Earlier, I mentioned how big new data centers at Google, Microsoft, and Yahoo are going to have a huge environmental impact. For one, Google recently purchased 800 acres of land in Pryor, Oklahoma where it plans to build a $600 million dollar data center. This new center will employ about 200 people and pay them an average of $48,000 a year.
How much power will this new massive data center draw?
Your guess is as good as mine.
As part of the deal, Oklahoma passed a law that exempts large power consumers from its open records law. As soon as a company starts using more than 2.5 megawatts of power, they no longer have to report their power usage to the public. Considering the size of competing data centers that Microsoft and Yahoo have in Washington state that draw over 40 megawatts each, that's a pretty low threshold.
The idea of course, was to entice Google to locate its center in Oklahoma rather than someplace else. Google considers power usage to be a trade secret and Oklahoma wanted to do everything it could, including allowing Google to shield that information, to get it to locate there. And it worked.
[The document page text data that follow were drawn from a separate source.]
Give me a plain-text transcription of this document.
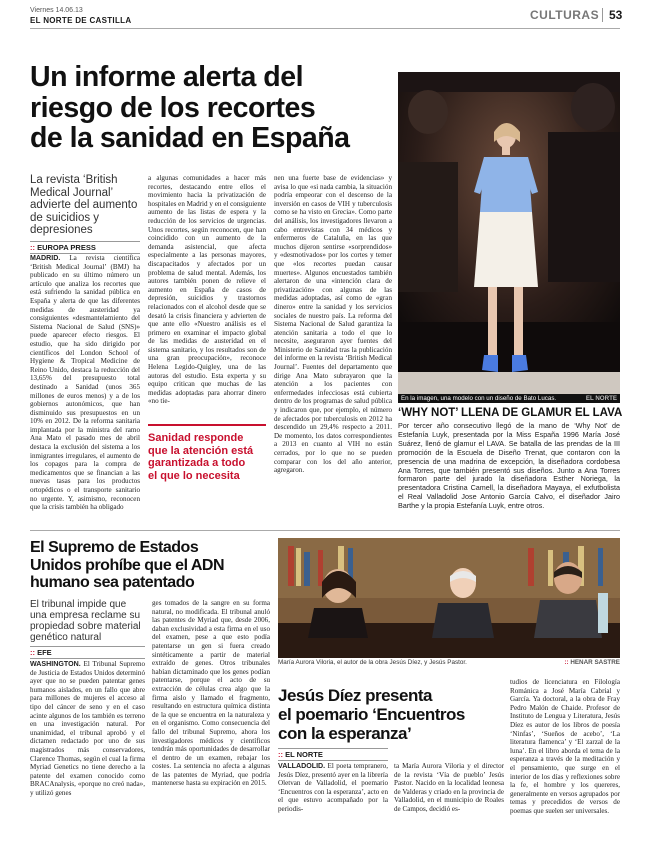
Viernes 14.06.13
EL NORTE DE CASTILLA	CULTURAS 53
Un informe alerta del
riesgo de los recortes
de la sanidad en España
La revista ‘British
Medical Journal’
advierte del aumento
de suicidios y
depresiones
:: EUROPA PRESS
MADRID. La revista científica ‘British Medical Journal’ (BMJ) ha publicado en su último número un artículo que analiza los recortes que está sufriendo la sanidad pública en España y alerta de que las diferentes medidas de austeridad ya consiguientes «desmantelamiento del Sistema Nacional de Salud (SNS)» puede aparecer efecto riesgos. El estudio, que ha sido dirigido por científicos del London School of Hygiene & Tropical Medicine de Reino Unido, destaca la reducción del 13,65% del presupuesto total destinado a Sanidad (unos 365 millones de euros menos) y a de los gobiernos autonómicos, que han disminuido sus presupuestos en un 10% en 2012. De la reforma sanitaria implantada por la ministra del ramo Ana Mato el pasado mes de abril destaca la exclusión del sistema a los inmigrantes irregulares, el aumento de los copagos para la compra de medicamentos que se financian a las nuevas tasas para los productos ortopédicos o el transporte sanitario no urgente. Y, asimismo, reconocen que la crisis también ha obligado
a algunas comunidades a hacer más recortes, destacando entre ellos el movimiento hacia la privatización de hospitales en Madrid y en el consiguiente aumento de las listas de espera y la reducción de los servicios de urgencias. Unos recortes, según reconocen, que han coincidido con un aumento de la demanda asistencial, que afecta especialmente a las personas mayores, discapacitados y afectados por un problema de salud mental. Además, los autores también ponen de relieve el aumento en España de casos de depresión, suicidios y trastornos relacionados con el alcohol desde que se desató la crisis financiera y advierten de que ante ello «Nuestro análisis es el primero en examinar el impacto global de las medidas de austeridad en el sistema sanitario, y los resultados son de una gran preocupación», reconoce Helena Legido-Quigley, una de las autoras del estudio. Esta experta y su equipo critican que muchas de las medidas adoptadas para ahorrar dinero «no tie-
Sanidad responde
que la atención está
garantizada a todo
el que lo necesita
nen una fuerte base de evidencias» y avisa lo que «si nada cambia, la situación podría empeorar con el descenso de la inversión en casos de VIH y tuberculosis como se ha visto en Grecia». Como parte del análisis, los investigadores llevaron a cabo entrevistas con 34 médicos y enfermeros de Cataluña, en las que muchos dijeron sentirse «sorprendidos» y «desmotivados» por los cortes y temer que «los recortes puedan causar muertes». Algunos encuestados también alertaron de una «intención clara de privatización» con algunas de las medidas adoptadas, así como de «gran dinero» entre la sanidad y los servicios sociales de nuestro país. La reforma del Sistema Nacional de Salud garantiza la atención sanitaria a todo el que lo necesite, aseguraron ayer fuentes del Ministerio de Sanidad tras la publicación del informe en la revista ‘British Medical Journal’. Fuentes del departamento que dirige Ana Mato subrayaron que la atención a los pacientes con enfermedades infecciosas está cubierta dentro de los programas de salud pública y indicaron que, por ejemplo, el número de afectados por tuberculosis en 2012 ha descendido un 29,4% respecto a 2011. De momento, los datos correspondientes a 2013 en cuanto al VIH no están cerrados, por lo que no se pueden comparar con los del año anterior, agregaron.
En la imagen, una modelo con un diseño de Bato Lucas.	EL NORTE
‘WHY NOT’ LLENA DE GLAMUR EL LAVA
Por tercer año consecutivo llegó de la mano de ‘Why Not’ de Estefanía Luyk, presentada por la Miss España 1996 María José Suárez, llenó de glamur el LAVA. Se batalla de las prendas de la III promoción de la Escuela de Diseño Trenat, que contaron con la presencia de una madrina de excepción, la diseñadora cordobesa Ana Torres, que también presentó sus diseños. Junto a Ana Torres formaron parte del jurado la diseñadora Esther Noriega, la presentadora Cristina Camell, la diseñadora Mayaya, el exfutbolista el Real Valladolid Jose Antonio García Calvo, el diseñador Jairo Barthe y la propia Estefanía Luyk, entre otros.
El Supremo de Estados
Unidos prohíbe que el ADN
humano sea patentado
El tribunal impide que
una empresa reclame su
propiedad sobre material
genético natural
:: EFE
WASHINGTON. El Tribunal Supremo de Justicia de Estados Unidos determinó ayer que no se pueden patentar genes humanos aislados, en un fallo que abre para millones de mujeres el acceso al tipo del cáncer de seno y en el caso acinte algunos de los también es terreno en una investigación natural. Por unanimidad, el tribunal aprobó y el dictamen redactado por uno de sus magistrados más conservadores, Clarence Thomas, según el cual la firma Myriad Genetics no tiene derecho a la patente del examen conocido como BRACAnalysis, «porque no creó nada», y utilizó genes
ges tomados de la sangre en su forma natural, no modificada. El tribunal anuló las patentes de Myriad que, desde 2006, daban exclusividad a esta firma en el uso del examen, pese a que esto podía patentarse un gen si fuera creado sintéticamente a partir de material extraído de genes. Otros tribunales habían dictaminado que los genes podían patentarse, porque el acto de su extracción de células crea algo que la firma aislo y llamado el fragmento, resultando en estructura química distinta de la que se encuentra en la naturaleza y en el organismo. Como consecuencia del fallo del tribunal Supremo, ahora los investigadores médicos y científicos tendrán más oportunidades de desarrollar el dentro de un examen, rebajar los costes. La sentencia no afecta a algunas de las patentes de Myriad, que podría mantenerse hasta su expiración en 2015.
María Aurora Viloria, el autor de la obra Jesús Díez, y Jesús Pastor.	:: HENAR SASTRE
Jesús Díez presenta
el poemario ‘Encuentros
con la esperanza’
:: EL NORTE
VALLADOLID. El poeta tempranero, Jesús Díez, presentó ayer en la librería Oletvan de Valladolid, el poemario ‘Encuentros con la esperanza’, acto en el que estuvo acompañado por la periodis-
ta María Aurora Viloria y el director de la revista ‘Vía de pueblo’ Jesús Pastor. Nacido en la localidad leonesa de Valderas y criado en la provincia de Valladolid, en el municipio de Roales de Campos, decidió es-
tudios de licenciatura en Filología Románica a José María Cabrial y García. Ya doctoral, a la obra de Fray Pedro Malón de Chaide. Profesor de Instituto de Lengua y Literatura, Jesús Díez es autor de los libros de poesía ‘Ninfas’, ‘Sueños de acebo’, ‘La literatura flamenca’ y ‘El zarzal de la luna’. En el libro aborda el tema de la esperanza a través de la meditación y el pensamiento, que surge en el interior de los días y reflexiones sobre la fe, el hombre y los quereres, generalmente en versos agrupados por temas y precedidos de versos de poemas que suelen ser universales.
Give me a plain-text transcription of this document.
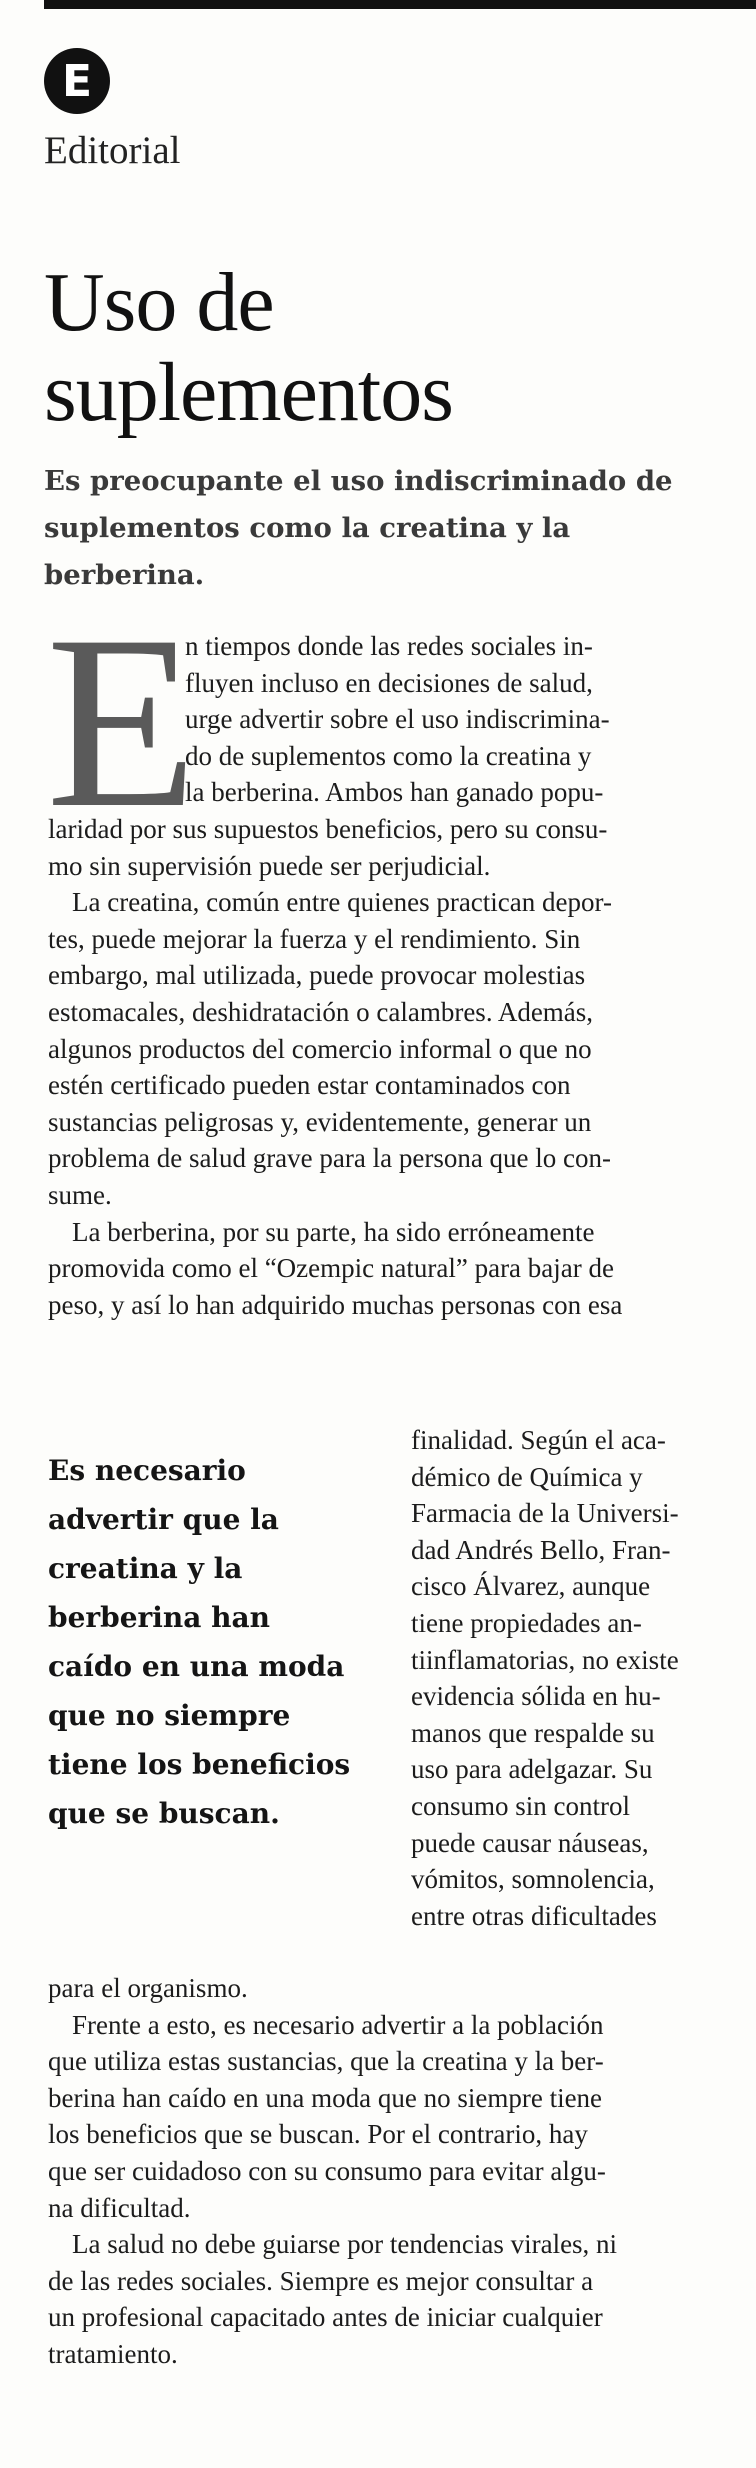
E
Editorial
Uso de
suplementos
Es preocupante el uso indiscriminado de
suplementos como la creatina y la
berberina.
E
n tiempos donde las redes sociales in-
fluyen incluso en decisiones de salud,
urge advertir sobre el uso indiscrimina-
do de suplementos como la creatina y
la berberina. Ambos han ganado popu-
laridad por sus supuestos beneficios, pero su consu-
mo sin supervisión puede ser perjudicial.
La creatina, común entre quienes practican depor-
tes, puede mejorar la fuerza y el rendimiento. Sin
embargo, mal utilizada, puede provocar molestias
estomacales, deshidratación o calambres. Además,
algunos productos del comercio informal o que no
estén certificado pueden estar contaminados con
sustancias peligrosas y, evidentemente, generar un
problema de salud grave para la persona que lo con-
sume.
La berberina, por su parte, ha sido erróneamente
promovida como el “Ozempic natural” para bajar de
peso, y así lo han adquirido muchas personas con esa
Es necesario
advertir que la
creatina y la
berberina han
caído en una moda
que no siempre
tiene los beneficios
que se buscan.
finalidad. Según el aca-
démico de Química y
Farmacia de la Universi-
dad Andrés Bello, Fran-
cisco Álvarez, aunque
tiene propiedades an-
tiinflamatorias, no existe
evidencia sólida en hu-
manos que respalde su
uso para adelgazar. Su
consumo sin control
puede causar náuseas,
vómitos, somnolencia,
entre otras dificultades
para el organismo.
Frente a esto, es necesario advertir a la población
que utiliza estas sustancias, que la creatina y la ber-
berina han caído en una moda que no siempre tiene
los beneficios que se buscan. Por el contrario, hay
que ser cuidadoso con su consumo para evitar algu-
na dificultad.
La salud no debe guiarse por tendencias virales, ni
de las redes sociales. Siempre es mejor consultar a
un profesional capacitado antes de iniciar cualquier
tratamiento.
But - is it right? If we're as concerned about the environment as we're supposed to be today, I would think we'd want to know who the large energy consumers are. While on one hand governments are encouraging us to swap incandescent light bulbs for compact fluorescents - even to the point of banning them, on the other they're telling companies like Google: "Sure - suck up all the power you want! It'll be our little secret." It's hard to hold people accountable for their usage if there's a special class that can do as they please.